Cryptocurrency has increasingly become popular in the last few years. Peer-to-peer versions of electronic cash, like bitcoin, are gradually taking ground in the financial market.

Since online hackers and other perpetrators mainly target electronic cash, it’s a logical move to secure your crypto holdings. For the most part, you may convert them into fiat money and save them in a financial institution because of “bank-level” security.

But what exactly is bank-level security, and is it really secure for your cryptocurrency holdings?

In this article, we will discuss the meaning of “bank-level security” and how you can protect your financial resources.

What Is Bank-Level Security?

Bank-level security is a form of security that banks or financial institutions use to encrypt and protect financial data and personal information using standard industry tools and technology. This security includes protecting data at rest, securing data in transit, maintaining operational procedures, and regulating administrative access to data and information. At the same time, different banks vary in the specific types of security measures they implement.

Bank-Level Security vs. Cyberattacks

While bank-level security serves a purpose, it’s not actually the most secure solution in the market. Sure, banks and financial entities secure their systems and networks using various measures. However, most of these solutions are set for marketing purposes and do not offer 100% protection.

The truth is that cyberattacks can still strike financial institutions. Think of DDoS attacks, ransomware, and viruses impacting even international banking systems from time to time. The sad reality is that most of these cyberattacks against financial institutions are carried out by a cabal of cyberwarfare and international crime agencies worldwide. This is where there is a need for alternative financial security solutions.

Here at Financial Cents, we offer an easy-to-use cloud-based accounting practice management software. If you want to manage your holdings through robust accounting software, our accounting resources will surely be your best bet!

How to Protect Your Cryptocurrency Holdings

If you have crypto holdings and heavily rely on traditional banking, you may have to think twice about the financial institution’s “bank-level” security.
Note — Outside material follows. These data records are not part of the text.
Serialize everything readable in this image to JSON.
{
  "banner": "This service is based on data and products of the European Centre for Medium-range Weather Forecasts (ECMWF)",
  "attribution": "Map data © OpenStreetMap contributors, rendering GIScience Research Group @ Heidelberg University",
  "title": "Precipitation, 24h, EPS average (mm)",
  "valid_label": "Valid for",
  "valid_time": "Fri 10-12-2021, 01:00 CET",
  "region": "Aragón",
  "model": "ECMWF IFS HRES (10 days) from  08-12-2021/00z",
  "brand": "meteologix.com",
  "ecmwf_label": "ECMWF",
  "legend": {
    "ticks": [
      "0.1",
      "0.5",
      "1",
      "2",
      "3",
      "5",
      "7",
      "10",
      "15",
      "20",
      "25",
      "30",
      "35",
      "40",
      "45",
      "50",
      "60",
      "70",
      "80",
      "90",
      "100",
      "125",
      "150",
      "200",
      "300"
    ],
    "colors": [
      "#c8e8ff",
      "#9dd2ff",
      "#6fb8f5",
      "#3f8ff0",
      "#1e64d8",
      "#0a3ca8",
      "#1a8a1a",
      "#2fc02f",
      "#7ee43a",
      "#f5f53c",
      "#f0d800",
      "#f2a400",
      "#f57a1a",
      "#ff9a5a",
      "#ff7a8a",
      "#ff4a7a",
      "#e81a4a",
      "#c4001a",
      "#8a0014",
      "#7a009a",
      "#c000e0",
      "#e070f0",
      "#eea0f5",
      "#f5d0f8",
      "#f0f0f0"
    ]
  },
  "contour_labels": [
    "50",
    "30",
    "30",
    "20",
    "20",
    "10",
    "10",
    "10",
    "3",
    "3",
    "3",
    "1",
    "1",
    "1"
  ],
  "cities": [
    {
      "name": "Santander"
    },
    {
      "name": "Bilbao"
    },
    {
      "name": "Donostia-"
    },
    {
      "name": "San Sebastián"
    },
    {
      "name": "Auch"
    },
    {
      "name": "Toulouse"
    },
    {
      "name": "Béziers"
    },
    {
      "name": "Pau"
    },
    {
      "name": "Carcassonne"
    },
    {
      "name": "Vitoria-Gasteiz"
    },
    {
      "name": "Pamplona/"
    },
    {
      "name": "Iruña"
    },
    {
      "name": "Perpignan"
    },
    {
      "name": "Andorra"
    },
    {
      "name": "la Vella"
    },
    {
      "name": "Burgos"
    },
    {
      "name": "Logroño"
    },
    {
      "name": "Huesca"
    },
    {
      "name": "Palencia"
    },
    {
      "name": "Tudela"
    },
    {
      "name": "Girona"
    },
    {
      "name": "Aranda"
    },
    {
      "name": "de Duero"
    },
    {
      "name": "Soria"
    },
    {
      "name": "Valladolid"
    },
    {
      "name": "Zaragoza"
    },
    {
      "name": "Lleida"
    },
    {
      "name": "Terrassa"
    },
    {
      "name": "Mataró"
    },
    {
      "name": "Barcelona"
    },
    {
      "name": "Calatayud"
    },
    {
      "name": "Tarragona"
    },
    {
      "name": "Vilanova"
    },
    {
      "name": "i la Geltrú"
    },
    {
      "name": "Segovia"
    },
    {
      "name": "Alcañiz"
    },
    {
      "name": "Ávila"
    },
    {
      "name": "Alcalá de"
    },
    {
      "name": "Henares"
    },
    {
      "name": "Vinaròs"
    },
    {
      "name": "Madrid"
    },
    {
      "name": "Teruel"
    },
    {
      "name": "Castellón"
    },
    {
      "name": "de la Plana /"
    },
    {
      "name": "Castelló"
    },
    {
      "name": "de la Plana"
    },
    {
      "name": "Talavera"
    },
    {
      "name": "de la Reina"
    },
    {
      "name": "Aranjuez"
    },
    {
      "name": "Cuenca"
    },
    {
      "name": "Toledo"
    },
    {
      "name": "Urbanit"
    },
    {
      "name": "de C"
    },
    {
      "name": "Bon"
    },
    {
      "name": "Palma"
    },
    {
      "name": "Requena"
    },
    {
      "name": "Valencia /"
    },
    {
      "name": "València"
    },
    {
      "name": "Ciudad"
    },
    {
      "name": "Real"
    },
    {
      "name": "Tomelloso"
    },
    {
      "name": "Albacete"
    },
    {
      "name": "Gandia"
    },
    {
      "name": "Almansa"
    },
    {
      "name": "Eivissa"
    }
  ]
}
Instead of resorting to conventional banking and trusting its protection, there are ways you can secure your holdings without relying on banks or financial entities. Below are some ways to safeguard your crypto holdings:

    • Keep your crypto assets to yourself in a secure wallet by locking and holding them down.

    • Select the right wallet, whether holding a private key or in an exchange.

    • Use a strong and unique password for your cryptocurrency wallet.

    • Protect your cryptocurrency wallet, exchange account, and email account with two-factor authentication (2FA).

    • Never click on links in emails or on social media that seem to come from wallet providers and exchanges, as they may be phishing attacks.

Conclusion

Bank-level security may be an option for you in securing your crypto holdings. However, it’s best to have a secure wallet or participate in an exchange instead. Just be sure to follow the steps outlined above in protecting your holdings and work with a highly reliable firm with CPA management software and accounting management. Doing so will ultimately safeguard your crypto holdings from losses!